Google is releasing its Chrome OS-clad netbooks, called "Chromebooks", mid-year, and bringing a few new features to the platform. The new Chromebooks will have a better file browser, a new media player, and offline access for Gmail, Google Calendar and Google Docs.Here's how some of the new features will work:
The New File Manager The new File manager will open files in the correct web app when you double-click on them. When a web app is "installed" through the Chrome Web Store, it registers file types that it handles so your Chromebook knows how to open them.
File Handlers Bridge the Gap Between Local and the Web Certain file types have other contextual options. If you plug in an SD card full of photos, for example, it'll show up in your file manager, and you can do things like play a slideshow or send them straight to your Picasa web albums. It will work similarly for sending documents to Google Docs, or even with third-party applications like Box.net.

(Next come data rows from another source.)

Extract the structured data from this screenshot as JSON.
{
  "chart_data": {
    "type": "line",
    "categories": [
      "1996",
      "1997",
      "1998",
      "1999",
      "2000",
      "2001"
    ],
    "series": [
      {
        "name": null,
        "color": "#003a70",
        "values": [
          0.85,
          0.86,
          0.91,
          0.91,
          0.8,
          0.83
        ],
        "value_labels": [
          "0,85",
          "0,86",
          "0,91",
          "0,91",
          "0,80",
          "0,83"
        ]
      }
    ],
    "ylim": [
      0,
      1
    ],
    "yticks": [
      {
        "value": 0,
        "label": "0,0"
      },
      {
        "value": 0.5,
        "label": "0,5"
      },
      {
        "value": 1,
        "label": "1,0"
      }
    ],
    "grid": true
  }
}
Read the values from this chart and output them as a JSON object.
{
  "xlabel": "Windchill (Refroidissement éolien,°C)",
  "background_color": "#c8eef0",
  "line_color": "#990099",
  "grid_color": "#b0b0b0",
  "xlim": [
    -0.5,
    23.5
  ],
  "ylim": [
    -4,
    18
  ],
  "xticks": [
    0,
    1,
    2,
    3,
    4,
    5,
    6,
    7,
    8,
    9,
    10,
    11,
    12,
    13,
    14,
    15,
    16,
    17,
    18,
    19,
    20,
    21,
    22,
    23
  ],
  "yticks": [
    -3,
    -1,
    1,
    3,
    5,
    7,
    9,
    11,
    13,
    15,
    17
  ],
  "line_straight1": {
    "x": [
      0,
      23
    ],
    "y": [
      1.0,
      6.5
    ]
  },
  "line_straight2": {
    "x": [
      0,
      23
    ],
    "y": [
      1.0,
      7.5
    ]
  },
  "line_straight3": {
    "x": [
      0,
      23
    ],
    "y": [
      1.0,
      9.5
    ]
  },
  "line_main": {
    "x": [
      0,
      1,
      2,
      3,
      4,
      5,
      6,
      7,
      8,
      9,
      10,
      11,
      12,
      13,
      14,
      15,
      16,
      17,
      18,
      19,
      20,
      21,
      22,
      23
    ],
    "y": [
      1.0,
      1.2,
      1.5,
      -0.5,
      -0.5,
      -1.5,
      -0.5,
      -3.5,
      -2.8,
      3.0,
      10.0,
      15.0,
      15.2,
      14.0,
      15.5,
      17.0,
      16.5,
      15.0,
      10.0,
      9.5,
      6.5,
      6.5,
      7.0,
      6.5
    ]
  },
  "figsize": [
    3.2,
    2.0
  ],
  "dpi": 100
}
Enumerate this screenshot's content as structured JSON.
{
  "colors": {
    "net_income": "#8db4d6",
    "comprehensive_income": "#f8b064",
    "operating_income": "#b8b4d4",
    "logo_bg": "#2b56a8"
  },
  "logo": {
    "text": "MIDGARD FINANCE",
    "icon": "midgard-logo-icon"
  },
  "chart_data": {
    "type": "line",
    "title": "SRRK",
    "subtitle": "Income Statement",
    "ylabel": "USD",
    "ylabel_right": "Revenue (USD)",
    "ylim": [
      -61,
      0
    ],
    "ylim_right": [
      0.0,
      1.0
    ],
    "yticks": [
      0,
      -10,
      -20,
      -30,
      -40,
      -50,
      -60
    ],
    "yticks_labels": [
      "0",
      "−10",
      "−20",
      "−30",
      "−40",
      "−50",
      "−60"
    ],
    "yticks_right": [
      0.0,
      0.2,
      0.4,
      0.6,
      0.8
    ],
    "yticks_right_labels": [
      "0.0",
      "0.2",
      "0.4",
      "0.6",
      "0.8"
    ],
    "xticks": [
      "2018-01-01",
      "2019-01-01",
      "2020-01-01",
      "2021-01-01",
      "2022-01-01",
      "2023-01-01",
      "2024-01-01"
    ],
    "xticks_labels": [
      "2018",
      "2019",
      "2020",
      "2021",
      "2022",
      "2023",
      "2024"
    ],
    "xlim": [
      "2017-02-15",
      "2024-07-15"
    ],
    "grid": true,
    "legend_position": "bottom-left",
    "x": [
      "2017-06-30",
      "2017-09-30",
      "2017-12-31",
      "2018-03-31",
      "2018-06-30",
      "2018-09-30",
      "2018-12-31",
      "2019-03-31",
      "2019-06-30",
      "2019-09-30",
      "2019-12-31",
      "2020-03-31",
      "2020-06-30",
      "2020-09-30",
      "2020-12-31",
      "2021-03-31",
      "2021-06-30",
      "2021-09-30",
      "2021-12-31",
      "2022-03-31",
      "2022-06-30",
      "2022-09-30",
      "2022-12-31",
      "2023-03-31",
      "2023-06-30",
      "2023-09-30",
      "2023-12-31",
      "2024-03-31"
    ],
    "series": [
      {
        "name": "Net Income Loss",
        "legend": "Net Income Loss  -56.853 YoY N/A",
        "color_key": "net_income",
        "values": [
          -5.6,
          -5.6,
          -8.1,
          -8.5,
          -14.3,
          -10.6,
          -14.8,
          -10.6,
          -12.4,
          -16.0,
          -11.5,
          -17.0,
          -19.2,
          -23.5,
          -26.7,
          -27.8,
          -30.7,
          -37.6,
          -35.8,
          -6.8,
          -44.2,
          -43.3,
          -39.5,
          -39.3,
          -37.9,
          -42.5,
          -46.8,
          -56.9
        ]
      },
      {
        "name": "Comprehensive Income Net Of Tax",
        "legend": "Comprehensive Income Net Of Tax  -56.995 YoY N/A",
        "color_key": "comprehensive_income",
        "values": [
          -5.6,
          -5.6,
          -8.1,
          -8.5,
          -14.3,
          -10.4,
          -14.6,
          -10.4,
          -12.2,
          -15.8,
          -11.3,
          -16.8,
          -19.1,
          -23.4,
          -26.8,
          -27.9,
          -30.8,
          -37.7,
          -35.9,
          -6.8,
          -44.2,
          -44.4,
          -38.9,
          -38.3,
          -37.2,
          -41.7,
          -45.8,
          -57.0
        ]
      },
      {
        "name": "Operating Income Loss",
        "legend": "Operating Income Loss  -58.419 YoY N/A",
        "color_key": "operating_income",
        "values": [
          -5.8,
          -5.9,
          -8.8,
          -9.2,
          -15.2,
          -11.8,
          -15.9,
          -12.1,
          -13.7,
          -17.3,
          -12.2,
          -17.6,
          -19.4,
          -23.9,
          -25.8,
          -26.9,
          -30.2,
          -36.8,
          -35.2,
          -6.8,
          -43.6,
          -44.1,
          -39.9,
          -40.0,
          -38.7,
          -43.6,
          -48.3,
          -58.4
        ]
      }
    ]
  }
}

The Local Media Player The new media player can skip tracks, pause, and create playlists. The video player opens videos in a panel that hovers over your Chrome window, so you can watch and work at the same time. You can, of course, full screen it if you're just watching.
Offline Web Apps Lastly, Google will soon be adding Gmail, Google Calendar and Google Docs to the plethora of web apps on the Web Store that work offline (in the wake of Google Gears' death).
The new Chromebooks will be available in the US from June, while offline access for Gmail, Calendar and Docs will roll out "this (northern) summer". Oh, and they'll also be "jailbreakable" out of the box for tinkerers.